The American Academy of Religion (AAR), the largest academic organization for religious study, named a book written by a Georgetown professor at the Prince Alwaleed bin Talal Center for Muslim-Christian Understanding (ACMCU), an internationally recognized program studying the history of Muslim-Christian relations and promoting understanding through dialogue, as a finalist for an award for excellence in the study of religion Nov 1.
Professor Shenila Khoja-Moolji, Hamad bin Khalifa al-Thani chair of Muslim societies and associate professor for the ACMCU, published “Rebuilding Community: Displaced Women and the Making of a Shia Ismaili Muslim Sociality” in July 2023. The book examines change in Muslim communities by turning attention away from institutions and toward the everyday actions of women.
Khoja-Moolji’s research draws inspiration from her grandmother’s journey of survival and resilience, as her grandmother fled Pakistan as a young widow in 1971 amid the turmoil of civil war. Khoja-Moolji’s grandmother found refuge within the Shia Ismaili Muslim community, a minority within a minority, being an ethnic group only holding a marginal presence within the fifteen percent of Shia’s world population of Muslims.
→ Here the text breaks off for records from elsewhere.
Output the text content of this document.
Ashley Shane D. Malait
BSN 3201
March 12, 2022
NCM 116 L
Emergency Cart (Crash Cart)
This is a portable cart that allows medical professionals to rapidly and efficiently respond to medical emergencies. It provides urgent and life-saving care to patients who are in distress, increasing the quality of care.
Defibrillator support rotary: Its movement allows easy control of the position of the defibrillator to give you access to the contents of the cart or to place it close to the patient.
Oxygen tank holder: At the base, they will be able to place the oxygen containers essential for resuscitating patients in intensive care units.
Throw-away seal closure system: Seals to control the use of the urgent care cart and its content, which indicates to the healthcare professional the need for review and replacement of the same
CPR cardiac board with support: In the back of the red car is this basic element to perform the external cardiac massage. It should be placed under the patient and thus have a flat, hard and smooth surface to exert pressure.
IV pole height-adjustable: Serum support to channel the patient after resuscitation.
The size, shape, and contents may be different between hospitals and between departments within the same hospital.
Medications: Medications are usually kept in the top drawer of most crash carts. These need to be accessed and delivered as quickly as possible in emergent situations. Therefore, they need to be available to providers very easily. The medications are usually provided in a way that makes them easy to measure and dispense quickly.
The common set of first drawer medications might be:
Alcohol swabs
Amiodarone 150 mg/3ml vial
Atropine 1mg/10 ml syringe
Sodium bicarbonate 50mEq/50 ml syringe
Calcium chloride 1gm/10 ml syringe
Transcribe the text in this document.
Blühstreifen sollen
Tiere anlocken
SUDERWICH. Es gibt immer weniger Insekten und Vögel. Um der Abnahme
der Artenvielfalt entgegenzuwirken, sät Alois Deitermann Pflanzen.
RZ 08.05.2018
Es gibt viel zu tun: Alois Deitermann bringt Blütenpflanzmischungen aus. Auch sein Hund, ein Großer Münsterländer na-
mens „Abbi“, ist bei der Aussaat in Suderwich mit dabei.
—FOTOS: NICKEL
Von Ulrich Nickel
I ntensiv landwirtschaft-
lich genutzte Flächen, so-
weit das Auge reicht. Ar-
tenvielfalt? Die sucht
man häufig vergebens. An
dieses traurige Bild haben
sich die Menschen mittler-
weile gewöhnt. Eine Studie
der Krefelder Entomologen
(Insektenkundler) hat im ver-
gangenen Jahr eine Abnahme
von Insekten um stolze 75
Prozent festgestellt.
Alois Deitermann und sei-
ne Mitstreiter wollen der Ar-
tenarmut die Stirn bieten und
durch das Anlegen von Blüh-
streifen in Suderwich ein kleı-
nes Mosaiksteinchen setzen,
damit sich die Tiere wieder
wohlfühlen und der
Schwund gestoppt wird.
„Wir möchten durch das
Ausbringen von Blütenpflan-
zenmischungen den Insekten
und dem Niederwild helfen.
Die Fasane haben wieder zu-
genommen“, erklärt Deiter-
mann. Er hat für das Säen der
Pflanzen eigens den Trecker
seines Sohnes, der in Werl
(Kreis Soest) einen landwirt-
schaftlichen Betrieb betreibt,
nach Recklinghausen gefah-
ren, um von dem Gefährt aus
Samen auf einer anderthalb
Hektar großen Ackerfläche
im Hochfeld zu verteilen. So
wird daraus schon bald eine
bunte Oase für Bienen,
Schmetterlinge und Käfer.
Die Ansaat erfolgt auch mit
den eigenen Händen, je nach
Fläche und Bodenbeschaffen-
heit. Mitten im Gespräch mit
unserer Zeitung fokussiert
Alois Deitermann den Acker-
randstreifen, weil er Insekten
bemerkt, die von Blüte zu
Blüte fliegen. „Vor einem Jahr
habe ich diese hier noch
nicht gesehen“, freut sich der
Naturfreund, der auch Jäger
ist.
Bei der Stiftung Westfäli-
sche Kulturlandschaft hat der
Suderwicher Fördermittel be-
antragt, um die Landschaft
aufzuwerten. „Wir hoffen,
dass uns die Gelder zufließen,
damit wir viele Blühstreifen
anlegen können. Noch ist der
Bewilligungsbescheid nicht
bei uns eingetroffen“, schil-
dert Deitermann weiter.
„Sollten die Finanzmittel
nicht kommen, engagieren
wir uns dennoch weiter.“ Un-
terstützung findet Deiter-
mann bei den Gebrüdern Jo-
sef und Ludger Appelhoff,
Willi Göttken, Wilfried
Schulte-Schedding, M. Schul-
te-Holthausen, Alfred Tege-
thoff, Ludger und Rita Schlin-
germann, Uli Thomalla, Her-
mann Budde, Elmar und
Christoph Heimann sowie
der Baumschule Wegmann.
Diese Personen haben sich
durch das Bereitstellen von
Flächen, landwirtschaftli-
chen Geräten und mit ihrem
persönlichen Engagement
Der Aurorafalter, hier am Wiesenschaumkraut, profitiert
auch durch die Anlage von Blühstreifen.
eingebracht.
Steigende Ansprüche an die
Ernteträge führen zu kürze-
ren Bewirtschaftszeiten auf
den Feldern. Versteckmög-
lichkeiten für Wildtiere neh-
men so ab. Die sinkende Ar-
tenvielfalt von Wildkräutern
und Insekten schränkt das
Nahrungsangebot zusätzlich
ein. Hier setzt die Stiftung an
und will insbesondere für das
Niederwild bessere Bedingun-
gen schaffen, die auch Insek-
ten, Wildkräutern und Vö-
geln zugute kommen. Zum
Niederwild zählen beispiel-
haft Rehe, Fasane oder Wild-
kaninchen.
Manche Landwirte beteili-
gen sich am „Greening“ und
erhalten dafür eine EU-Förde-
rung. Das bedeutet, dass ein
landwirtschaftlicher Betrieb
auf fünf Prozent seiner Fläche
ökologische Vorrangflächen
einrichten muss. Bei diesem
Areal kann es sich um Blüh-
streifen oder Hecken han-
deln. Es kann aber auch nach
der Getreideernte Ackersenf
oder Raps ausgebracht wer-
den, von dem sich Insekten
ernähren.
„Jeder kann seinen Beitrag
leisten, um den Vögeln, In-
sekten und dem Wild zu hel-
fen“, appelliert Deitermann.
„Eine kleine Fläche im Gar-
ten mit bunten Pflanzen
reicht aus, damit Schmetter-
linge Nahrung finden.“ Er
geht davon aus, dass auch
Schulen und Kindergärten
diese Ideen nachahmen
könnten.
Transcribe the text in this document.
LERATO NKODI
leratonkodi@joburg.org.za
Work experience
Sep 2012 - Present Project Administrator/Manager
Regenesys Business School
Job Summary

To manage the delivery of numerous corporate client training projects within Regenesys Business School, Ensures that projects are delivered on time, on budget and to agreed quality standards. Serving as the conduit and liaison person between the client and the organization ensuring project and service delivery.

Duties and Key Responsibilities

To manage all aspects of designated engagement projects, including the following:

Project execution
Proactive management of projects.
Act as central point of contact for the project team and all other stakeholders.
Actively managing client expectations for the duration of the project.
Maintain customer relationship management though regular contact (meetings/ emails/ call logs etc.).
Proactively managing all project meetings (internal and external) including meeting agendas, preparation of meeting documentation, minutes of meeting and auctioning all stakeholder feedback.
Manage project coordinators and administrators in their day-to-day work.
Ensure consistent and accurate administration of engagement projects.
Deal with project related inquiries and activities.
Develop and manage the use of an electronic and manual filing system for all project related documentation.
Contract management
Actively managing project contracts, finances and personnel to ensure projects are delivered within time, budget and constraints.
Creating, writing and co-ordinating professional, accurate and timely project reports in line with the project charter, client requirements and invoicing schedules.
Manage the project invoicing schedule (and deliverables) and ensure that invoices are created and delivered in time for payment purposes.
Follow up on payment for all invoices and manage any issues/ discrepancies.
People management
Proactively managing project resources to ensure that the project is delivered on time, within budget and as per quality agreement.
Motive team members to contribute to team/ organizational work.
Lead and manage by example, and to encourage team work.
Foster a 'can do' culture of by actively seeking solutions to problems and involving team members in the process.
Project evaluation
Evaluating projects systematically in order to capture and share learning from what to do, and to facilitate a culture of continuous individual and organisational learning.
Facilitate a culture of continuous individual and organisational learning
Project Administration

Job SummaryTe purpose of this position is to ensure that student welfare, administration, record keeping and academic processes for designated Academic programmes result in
Khoja-Moolji said hearing stories of female solidarity in the Ismaili community from her grandmother and mother inspired her to write the book.
“I grew up with these stories of how Ismaili women have cared for their community, but we do not often read about such forms of ordinary care in national or religious histories,” Khoja-Moolji wrote to The Hoya. “It was this potential loss of Ismaili Muslim women’s history — recognizing that these women’s lives and community-building efforts would disappear unrecorded and unarchived — that motivated me to write this book.”
Khoja-Moolji added that “Rebuilding Community” criticizes modern migration studies’ exclusive focus on resources and formal national intervention.
“I was, however, more interested in recovering the efforts of displaced people themselves to rebuild their communities, and in doing so, also disrupt the conventional articulation of displaced people as dependent subjects,” Khoja-Moolji said.
Khoja-Moolji’s work represents the ACMCU’s continued work in fostering a deeper understanding of Muslim societies.
Nader Hashemi, the Center’s director, said her work contributes to a legacy of excellence.
“Professor Khoja-Moolji continues to bring honor and distinction to the Alwaleed Center for Muslim-Christian Understanding at Georgetown University,” Hashemi wrote to The Hoya. “Her recognition by the American Academy of Religion for her outstanding book solidifies her emerging reputation as a leading scholar in the field of women and Muslim societies.”
Khoja-Moolji said she challenges the conventional, ethnic-centered analysis of modern studies by examining the profound role of religious identity in fostering cross-cultural bonds.
“Since the women I interviewed trace their ancestors to the Sindh-Gujarat corridor, they share language and ethnicity; it is, therefore, easy to default to ethnicity as the primary frame of analysis,” Khoja-Moolji said. “But I wanted to track the role religion plays in their relationship to each other so that we are able to see how Ismailis strive to transcend ethnicity in their aspiration for producing a spiritualized society.”
In addition to being considered for the AAR book award, “Rebuilding Communities” also won a 2024 Nautilus award for social justice, an award honoring books that contribute to social change and social justice.
John Esposito, former president of AAR and founding director of the ACMCU, said Khoja-Moolji’s award-winning research and selection for the AAR awards mark an achievement for the ACMCU as a whole.
“I am especially delighted that Shenila Khoja, a first-class scholar and member of the Georgetown faculty and the Alwaleed Center, has received the AAR Book Award, an important recognition and acknowledgment in the field of religious studies,” Esposito wrote to The Hoya.
In her work, Khoja-Moolji said her work illuminates how the preservation of identity flows through personal, intimate moments, examining how Ismaili women forge lasting cultural bonds through everyday gestures of care.
“I argue that it is through ordinary acts of care that Ismaili women have iterated community by sustaining connection among people and to ideas (ideas such as what does it mean to be an Ismailis or part of a jamat),” said Khoja-Moolji. “In other words, it is through everyday actions — cooking for a lost traveler, telling a miracle story, passing on heritage food recipes, helping a young widow set up a shop — that Ismaili women reproduce community as a site of identity.”